Ma di tutte le «tappe vinte», la meno nota, la più anomala e straordinaria fu quella Firenze-Assisi e ritorno nel capoluogo toscano, che tra l’ottobre del 1943 e il giugno 1944 Bartali corse almeno «una quarantina di volte» per trarre in salvo gli ebrei in clandestinità. Una tappa temeraria, di «trecentottanta chilometri» percorsi a perdifiato in una sola giornata per consegnare nella città di San Francesco documenti di vitale importanza per gli ebrei tenuti nascosti da padre Rufino Niccacci. Nota era la fede di Bartali, la precoce entrata nelle file dell’Azione Cattolica, l’appartenenza ai terziari carmelitani, il legame stretto con papa Pio XII e i contatti tenuti con Alcide De Gasperi e Giorgio La Pira.
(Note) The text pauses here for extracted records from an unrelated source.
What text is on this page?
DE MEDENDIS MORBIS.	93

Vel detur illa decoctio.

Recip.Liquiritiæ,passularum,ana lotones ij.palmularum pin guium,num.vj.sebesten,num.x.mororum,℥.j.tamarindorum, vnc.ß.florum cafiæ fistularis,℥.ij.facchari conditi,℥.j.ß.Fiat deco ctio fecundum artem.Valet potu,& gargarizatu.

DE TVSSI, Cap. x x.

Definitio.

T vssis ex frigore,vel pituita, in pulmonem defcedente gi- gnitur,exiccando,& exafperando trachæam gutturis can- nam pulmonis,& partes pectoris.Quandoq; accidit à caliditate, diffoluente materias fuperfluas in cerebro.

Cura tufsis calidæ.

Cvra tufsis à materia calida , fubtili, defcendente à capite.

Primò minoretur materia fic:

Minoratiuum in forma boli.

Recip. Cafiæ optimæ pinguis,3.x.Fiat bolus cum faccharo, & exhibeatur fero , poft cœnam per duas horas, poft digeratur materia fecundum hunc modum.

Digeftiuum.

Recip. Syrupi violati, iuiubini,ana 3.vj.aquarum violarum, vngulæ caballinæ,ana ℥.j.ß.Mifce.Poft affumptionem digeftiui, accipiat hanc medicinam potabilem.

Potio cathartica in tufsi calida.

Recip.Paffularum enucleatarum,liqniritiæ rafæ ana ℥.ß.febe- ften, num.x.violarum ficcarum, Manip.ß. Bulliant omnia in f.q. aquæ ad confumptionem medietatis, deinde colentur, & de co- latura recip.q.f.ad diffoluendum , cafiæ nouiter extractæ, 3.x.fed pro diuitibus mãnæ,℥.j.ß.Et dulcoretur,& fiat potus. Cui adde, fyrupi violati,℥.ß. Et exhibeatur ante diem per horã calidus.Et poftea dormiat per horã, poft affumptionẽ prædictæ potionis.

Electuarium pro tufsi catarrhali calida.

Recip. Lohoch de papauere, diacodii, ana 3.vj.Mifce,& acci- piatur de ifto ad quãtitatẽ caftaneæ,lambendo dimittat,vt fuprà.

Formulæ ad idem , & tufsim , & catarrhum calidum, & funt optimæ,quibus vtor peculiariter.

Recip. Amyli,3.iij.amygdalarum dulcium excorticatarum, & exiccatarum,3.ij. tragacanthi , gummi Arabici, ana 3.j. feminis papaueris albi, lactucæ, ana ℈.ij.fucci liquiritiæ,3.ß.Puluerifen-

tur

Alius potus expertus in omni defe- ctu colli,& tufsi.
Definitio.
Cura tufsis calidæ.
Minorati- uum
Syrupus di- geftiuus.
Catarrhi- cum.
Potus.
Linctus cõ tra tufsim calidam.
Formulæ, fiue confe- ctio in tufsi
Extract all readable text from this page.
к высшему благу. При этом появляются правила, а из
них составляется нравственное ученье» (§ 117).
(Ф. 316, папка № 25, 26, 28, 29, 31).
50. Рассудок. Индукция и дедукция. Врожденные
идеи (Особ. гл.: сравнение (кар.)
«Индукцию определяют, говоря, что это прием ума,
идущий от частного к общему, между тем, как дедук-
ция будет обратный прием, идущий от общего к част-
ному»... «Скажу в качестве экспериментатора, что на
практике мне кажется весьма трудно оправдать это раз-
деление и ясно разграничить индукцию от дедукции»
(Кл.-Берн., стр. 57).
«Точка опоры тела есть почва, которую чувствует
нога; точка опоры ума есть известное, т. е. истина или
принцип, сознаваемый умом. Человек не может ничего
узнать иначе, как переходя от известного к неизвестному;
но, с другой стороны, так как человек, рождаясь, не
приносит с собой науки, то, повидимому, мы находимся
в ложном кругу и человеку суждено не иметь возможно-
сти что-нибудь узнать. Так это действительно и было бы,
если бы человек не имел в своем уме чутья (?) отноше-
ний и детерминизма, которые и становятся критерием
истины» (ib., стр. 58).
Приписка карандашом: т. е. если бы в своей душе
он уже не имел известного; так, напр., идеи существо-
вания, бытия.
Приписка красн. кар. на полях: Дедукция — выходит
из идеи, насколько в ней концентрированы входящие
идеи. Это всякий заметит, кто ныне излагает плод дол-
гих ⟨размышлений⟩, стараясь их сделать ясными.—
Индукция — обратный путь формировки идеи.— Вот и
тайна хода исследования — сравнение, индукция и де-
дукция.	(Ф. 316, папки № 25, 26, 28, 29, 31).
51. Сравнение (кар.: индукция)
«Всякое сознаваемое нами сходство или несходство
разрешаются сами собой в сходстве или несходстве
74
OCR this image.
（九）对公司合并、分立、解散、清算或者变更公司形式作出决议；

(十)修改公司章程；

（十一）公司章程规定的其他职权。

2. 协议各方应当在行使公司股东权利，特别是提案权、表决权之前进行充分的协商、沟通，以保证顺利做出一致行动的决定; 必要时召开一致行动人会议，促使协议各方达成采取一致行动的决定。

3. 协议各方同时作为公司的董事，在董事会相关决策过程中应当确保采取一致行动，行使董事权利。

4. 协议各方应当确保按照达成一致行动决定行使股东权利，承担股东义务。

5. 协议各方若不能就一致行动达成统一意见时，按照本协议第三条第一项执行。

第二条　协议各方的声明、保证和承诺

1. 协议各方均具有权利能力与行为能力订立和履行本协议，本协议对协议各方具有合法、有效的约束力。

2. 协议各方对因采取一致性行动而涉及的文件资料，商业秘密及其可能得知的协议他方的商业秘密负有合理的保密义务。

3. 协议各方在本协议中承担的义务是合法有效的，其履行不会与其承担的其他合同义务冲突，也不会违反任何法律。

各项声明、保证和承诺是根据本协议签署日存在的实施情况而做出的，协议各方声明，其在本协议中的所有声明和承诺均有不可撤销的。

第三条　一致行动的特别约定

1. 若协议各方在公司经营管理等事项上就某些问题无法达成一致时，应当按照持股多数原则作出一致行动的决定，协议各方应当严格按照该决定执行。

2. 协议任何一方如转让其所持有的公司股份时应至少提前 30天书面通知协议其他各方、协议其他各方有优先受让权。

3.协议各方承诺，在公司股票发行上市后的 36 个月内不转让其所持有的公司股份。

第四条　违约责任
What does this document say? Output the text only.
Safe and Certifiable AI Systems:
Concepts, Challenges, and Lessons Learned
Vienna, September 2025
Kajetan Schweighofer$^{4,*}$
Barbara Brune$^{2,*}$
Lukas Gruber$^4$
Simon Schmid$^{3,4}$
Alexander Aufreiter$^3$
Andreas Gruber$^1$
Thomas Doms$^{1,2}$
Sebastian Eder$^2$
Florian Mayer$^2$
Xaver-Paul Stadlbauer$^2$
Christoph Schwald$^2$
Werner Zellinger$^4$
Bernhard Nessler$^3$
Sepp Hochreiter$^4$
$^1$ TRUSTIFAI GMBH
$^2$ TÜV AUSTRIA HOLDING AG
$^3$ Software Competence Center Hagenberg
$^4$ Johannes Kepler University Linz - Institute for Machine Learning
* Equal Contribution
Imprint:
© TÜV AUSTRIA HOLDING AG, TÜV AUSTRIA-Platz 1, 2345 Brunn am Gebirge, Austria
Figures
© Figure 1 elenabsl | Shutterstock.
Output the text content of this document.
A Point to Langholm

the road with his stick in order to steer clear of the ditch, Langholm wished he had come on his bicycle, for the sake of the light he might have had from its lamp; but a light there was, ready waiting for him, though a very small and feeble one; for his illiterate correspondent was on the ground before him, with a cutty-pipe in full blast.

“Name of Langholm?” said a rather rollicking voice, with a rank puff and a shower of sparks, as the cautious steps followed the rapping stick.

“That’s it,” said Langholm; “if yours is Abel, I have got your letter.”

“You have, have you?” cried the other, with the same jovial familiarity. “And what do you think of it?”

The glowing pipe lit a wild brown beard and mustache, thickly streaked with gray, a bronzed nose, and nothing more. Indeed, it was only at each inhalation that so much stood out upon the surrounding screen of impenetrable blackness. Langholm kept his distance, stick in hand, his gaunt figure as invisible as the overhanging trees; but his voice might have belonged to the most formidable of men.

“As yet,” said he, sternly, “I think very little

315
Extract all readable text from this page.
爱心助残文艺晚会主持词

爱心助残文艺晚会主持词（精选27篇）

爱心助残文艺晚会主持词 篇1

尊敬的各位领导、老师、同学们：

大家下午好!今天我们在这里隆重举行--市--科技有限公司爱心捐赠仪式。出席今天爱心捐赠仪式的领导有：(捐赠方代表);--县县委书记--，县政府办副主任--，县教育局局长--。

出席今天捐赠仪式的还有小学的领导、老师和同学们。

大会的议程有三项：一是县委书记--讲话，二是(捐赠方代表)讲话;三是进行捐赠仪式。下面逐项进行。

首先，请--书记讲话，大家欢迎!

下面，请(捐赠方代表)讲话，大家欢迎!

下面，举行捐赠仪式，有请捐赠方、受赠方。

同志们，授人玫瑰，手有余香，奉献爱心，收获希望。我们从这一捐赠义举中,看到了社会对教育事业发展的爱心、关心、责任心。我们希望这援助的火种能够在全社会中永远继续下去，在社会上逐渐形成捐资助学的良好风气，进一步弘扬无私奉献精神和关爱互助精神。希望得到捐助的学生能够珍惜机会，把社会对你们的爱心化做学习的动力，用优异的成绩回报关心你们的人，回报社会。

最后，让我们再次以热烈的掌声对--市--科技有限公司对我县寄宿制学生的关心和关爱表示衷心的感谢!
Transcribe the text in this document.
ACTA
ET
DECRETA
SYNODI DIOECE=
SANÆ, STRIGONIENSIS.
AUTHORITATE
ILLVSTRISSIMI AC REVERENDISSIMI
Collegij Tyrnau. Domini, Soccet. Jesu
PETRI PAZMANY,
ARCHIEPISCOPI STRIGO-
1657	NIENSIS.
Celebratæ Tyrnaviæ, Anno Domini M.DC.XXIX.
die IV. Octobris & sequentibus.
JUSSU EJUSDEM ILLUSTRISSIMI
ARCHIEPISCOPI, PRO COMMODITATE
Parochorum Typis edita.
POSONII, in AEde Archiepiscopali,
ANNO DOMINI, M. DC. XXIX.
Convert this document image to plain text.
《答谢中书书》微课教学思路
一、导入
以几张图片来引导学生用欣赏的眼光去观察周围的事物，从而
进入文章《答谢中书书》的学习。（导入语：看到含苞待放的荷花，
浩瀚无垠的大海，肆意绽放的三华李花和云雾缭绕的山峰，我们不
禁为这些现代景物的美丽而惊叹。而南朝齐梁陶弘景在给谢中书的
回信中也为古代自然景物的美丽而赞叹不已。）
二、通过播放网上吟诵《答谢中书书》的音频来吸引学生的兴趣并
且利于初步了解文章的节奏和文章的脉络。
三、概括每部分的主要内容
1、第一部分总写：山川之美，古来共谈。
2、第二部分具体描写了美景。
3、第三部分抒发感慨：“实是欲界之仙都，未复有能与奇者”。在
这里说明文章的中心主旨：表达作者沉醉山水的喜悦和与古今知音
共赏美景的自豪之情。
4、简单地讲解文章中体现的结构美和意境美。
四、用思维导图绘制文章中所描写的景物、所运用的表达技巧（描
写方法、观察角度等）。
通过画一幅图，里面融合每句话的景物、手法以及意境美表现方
Così come note erano state le gesta eroiche del ciclista per salvare gli ebrei rifugiati nella città di San Francesco, raccontate nel libro dello scrittore e regista Alex Ramati "Assisi underground" (titolo dell’omonimo film). Eppure quella tappa è rimasta a lungo «clandestina» alla storia e per espressa volontà del corridore. Bartali in vita minacciò di «querele» coloro che avessero svelato i particolari del suo coinvolgimento all’operazione «Assisi underground».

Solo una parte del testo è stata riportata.